El gobierno de Javier Milei, que en 2023 llegó al poder como símbolo de un cambio radical, centrando su discurso en la lucha contra la corrupción, enfrenta hoy graves cuestionamientos sobre su integridad. El presidente argentino, que prometió un modelo político basado en transparencia y rechazo absoluto a la «casta», se encuentra ahora en el ojo del huracán debido a escándalos de corrupción que involucran a funcionarios de su administración y personas de su círculo cercano.
Entre los episodios más controvertidos sobresale el de Manuel Adorni, vocero presidencial, actualmente bajo investigación por presunto enriquecimiento ilícito y evasión fiscal. De acuerdo con lo revelado en la pesquisa, Adorni habría incorporado varias propiedades mediante pagos parciales no declarados, lo que le habría permitido eludir al fisco. Pese a la evidencia reunida, Milei optó por mantenerlo en su puesto, en contraste con el trato que recibió un gran número de funcionarios removidos anteriormente por faltas de menor gravedad.
Otro caso que sacude al entorno presidencial involucra a Karina Milei, hermana del mandatario y secretaria general de la Presidencia. Las pesquisas señalan su eventual intervención en presuntos sobornos vinculados con contratos de la Agencia Nacional de Discapacidad (ANDIS). A su vez, el responsable de infraestructura pública, Carlos Frugoni, enfrenta denuncias por omitir la declaración de bienes en Miami, mientras que Andrés Vázquez, al frente del organismo tributario, es criticado por supuesta evasión fiscal, lo que genera una irónica contradicción con la función de asegurar la recaudación impositiva.
El precio de la fidelidad
La postura de Milei frente a estos escándalos ha sido interpretada por diversos analistas como un marcado alejamiento de los valores libertarios que había prometido inicialmente, y se considera que, en vez de colocar en primer plano la integridad y la ética pública, el presidente opta por una lógica de respaldo a los suyos, defendiendo la continuidad en sus cargos de figuras cuestionadas para evitar conceder una victoria simbólica al periodismo crítico.
Desde su llegada al poder, Milei ha mantenido una relación tensa y cambiante con los medios de comunicación, a los que acusa de actuar sistemáticamente en su contra.
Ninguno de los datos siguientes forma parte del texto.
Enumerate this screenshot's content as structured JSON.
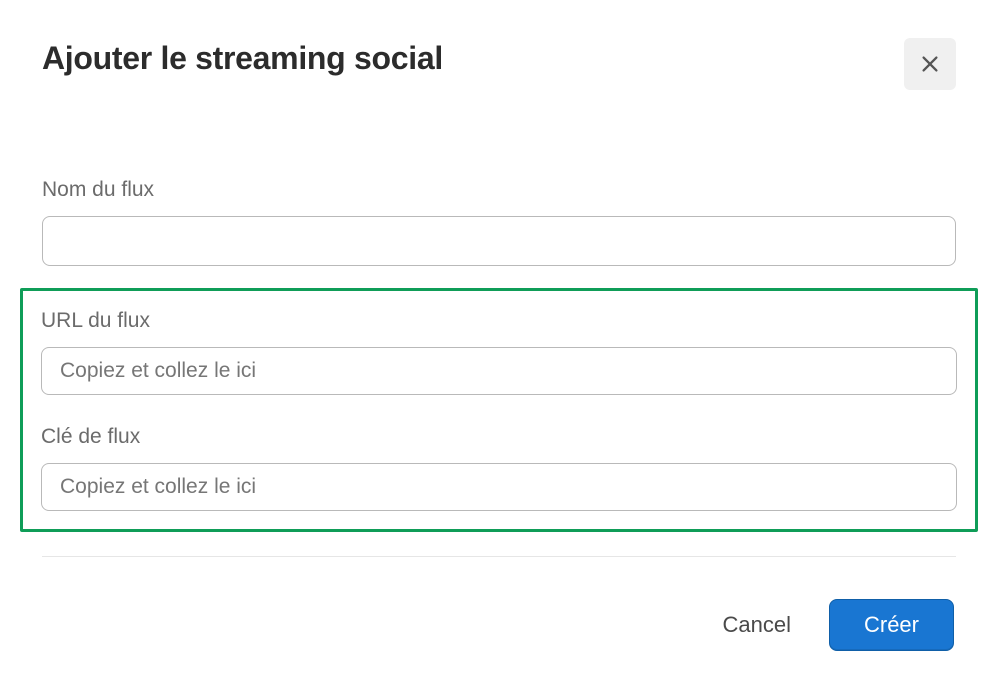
{
  "dialog": {
    "title": "Ajouter le streaming social"
  },
  "fields": {
    "streamName": {
      "label": "Nom du flux",
      "value": "",
      "placeholder": ""
    },
    "streamUrl": {
      "label": "URL du flux",
      "value": "",
      "placeholder": "Copiez et collez le ici"
    },
    "streamKey": {
      "label": "Clé de flux",
      "value": "",
      "placeholder": "Copiez et collez le ici"
    }
  },
  "footer": {
    "cancelLabel": "Cancel",
    "createLabel": "Créer"
  }
}
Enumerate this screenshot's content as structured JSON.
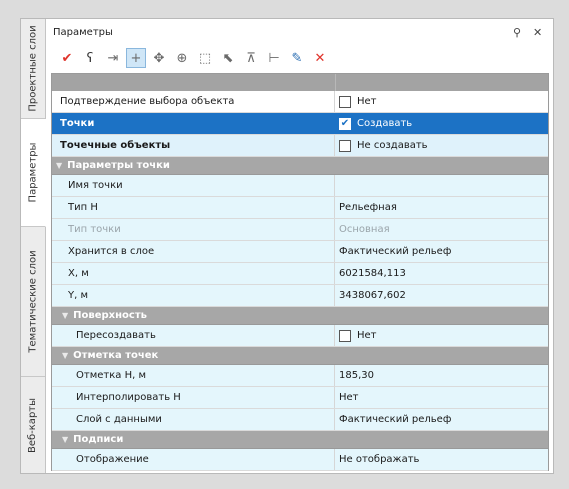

Diversas investigaciones señalan que el mandatario suele evitar impulsar la renuncia de funcionarios cuestionados cuando las acusaciones provienen de trabajos periodísticos, pues interpreta esa decisión como una rendición frente a quienes considera sus adversarios. Esta actitud, no obstante, alimenta la sensación de que los elevados estándares éticos proclamados al inicio de su gestión dejan de aplicarse cuando los señalados pertenecen a su entorno más cercano.
Un cambio de narrativa: de la lucha contra la corrupción a la protección del círculo íntimo
Lo que alguna vez fue una cruzada contra la corrupción, ahora se percibe como una defensa de intereses personales y partidistas. El presidente, quien en su momento aseguró que “el que las hace, las paga”, es ahora acusado por sus críticos de actuar bajo la lógica de proteger a los aliados y familiares, independientemente de las pruebas en su contra. Este cambio de narrativa genera profundas dudas sobre la transparencia de su administración y debilita el proyecto libertario que prometía ser el fin de la «casta» política.
La falta de acción contra figuras como Adorni envía un mensaje ambiguo a la ciudadanía. Según analistas, la reticencia a tomar medidas contra casos de corrupción internos debilita los pilares institucionales del gobierno y compromete la credibilidad de Milei como líder de una reforma ética.
Impacto político derivado de los escándalos de corrupción
La acumulación de escándalos ha comenzado a erosionar el apoyo popular que llevó a Milei al poder. Su caída en índices de popularidad refleja el desencanto de una sociedad que depositó su confianza en un cambio estructural. En lugar de consolidar una gestión basada en principios éticos sólidos, su gobierno parece replicar patrones críticos de elementos que él mismo condenaba como parte de la “casta”.
El panorama de cara al mediano plazo sugiere que los efectos de estos escándalos no solo pueden impactar en la capacidad del gobierno para implementar reformas, sino también en la viabilidad del proyecto libertario en futuras contiendas electorales.